Tàpies. Last decade (2002–2012)

Valencia, Spain
Tapies exhibition

Image credit

Meet the artist

The Movement

Contemporary Art, Painting, Symbolism

ArtLovers Tip

Sit down if you can, and stay with one work longer than feels natural. Tàpies’ final decade is not about explaining everything — it is about leaving marks that still vibrate. Look at the surface as if it carried time, memory and silence. That is where the power is.

Exhibition Highlights - What you'll see

The final creative period of Antoni Tàpies, from 2002 until his death in 2012. At the end of his life, Tàpies didn’t become softer.

He became more essential: fewer elements, more silence, more weight.

Informalism, material painting, postwar abstraction, symbolic language and late modern painting.

Tàpies is often linked to Informalism, but this final period shows something more intimate and concentrated: matter, signs, marks, voids and surfaces reduced to their most powerful form.

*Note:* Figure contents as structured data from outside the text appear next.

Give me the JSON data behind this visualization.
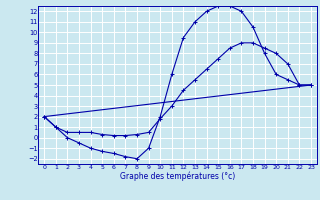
{
  "title": "Graphe des températures (°c)",
  "bg_color": "#cbe8f0",
  "grid_color": "#ffffff",
  "line_color": "#0000aa",
  "xlim": [
    -0.5,
    23.5
  ],
  "ylim": [
    -2.5,
    12.5
  ],
  "xticks": [
    0,
    1,
    2,
    3,
    4,
    5,
    6,
    7,
    8,
    9,
    10,
    11,
    12,
    13,
    14,
    15,
    16,
    17,
    18,
    19,
    20,
    21,
    22,
    23
  ],
  "yticks": [
    -2,
    -1,
    0,
    1,
    2,
    3,
    4,
    5,
    6,
    7,
    8,
    9,
    10,
    11,
    12
  ],
  "curve1_x": [
    0,
    1,
    2,
    3,
    4,
    5,
    6,
    7,
    8,
    9,
    10,
    11,
    12,
    13,
    14,
    15,
    16,
    17,
    18,
    19,
    20,
    21,
    22,
    23
  ],
  "curve1_y": [
    2,
    1,
    0,
    -0.5,
    -1,
    -1.3,
    -1.5,
    -1.8,
    -2,
    -1,
    2,
    6,
    9.5,
    11,
    12,
    12.5,
    12.5,
    12,
    10.5,
    8,
    6,
    5.5,
    5,
    5
  ],
  "curve2_x": [
    0,
    1,
    2,
    3,
    4,
    5,
    6,
    7,
    8,
    9,
    10,
    11,
    12,
    13,
    14,
    15,
    16,
    17,
    18,
    19,
    20,
    21,
    22,
    23
  ],
  "curve2_y": [
    2,
    1,
    0.5,
    0.5,
    0.5,
    0.3,
    0.2,
    0.2,
    0.3,
    0.5,
    1.8,
    3,
    4.5,
    5.5,
    6.5,
    7.5,
    8.5,
    9,
    9,
    8.5,
    8,
    7,
    5,
    5
  ],
  "curve3_x": [
    0,
    23
  ],
  "curve3_y": [
    2,
    5
  ]
}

Tàpies. Última década (2002–2012) focuses on the artist’s last ten years of production. The exhibition brings together works from the final stage of a career that lasted around six decades, offering a look at a period that is less known to the general public.

You’re watching:

  • Late works where Tàpies condenses his visual language
  • Matter, signs, crosses, textures and almost sacred-looking surfaces
  • A more private and essential Tàpies
  • Works created mostly for his family environment, many of which had not been publicly exhibited before, according to reporting on the show
  • A final decade where the artist keeps experimenting with radical simplicity

The exhibition feels quiet, but not weak. It is the opposite of decorative art: it asks you to stay, read the surface, and feel the gravity of what remains.

Worth the trip

Yes — especially if you want to understand the late Tàpies, not only the famous Tàpies.

This matters because late works often reveal what an artist no longer needs to prove. In Tàpies’ case, the final decade becomes a space of concentration: fewer gestures, fewer materials, but a stronger sense of presence.

It is also valuable because the exhibition gives access to works closely connected to the artist’s private circle, making the show feel more intimate than a standard retrospective.

If you are in Valencia, this is a strong stop for modern and contemporary art lovers — especially when paired with Fundación Bancaja’s broader programme around major 20th-century artists.

How to experience it

Don’t look for spectacle. Look for silence, matter and signs.

Step close to the surfaces: Tàpies speaks through texture.

Then step back and let the whole image become almost like a wall, a wound, or a trace.

Pay attention to what feels reduced: the late work is about intensity, not abundance.

Take your time. This exhibition is built for slow looking.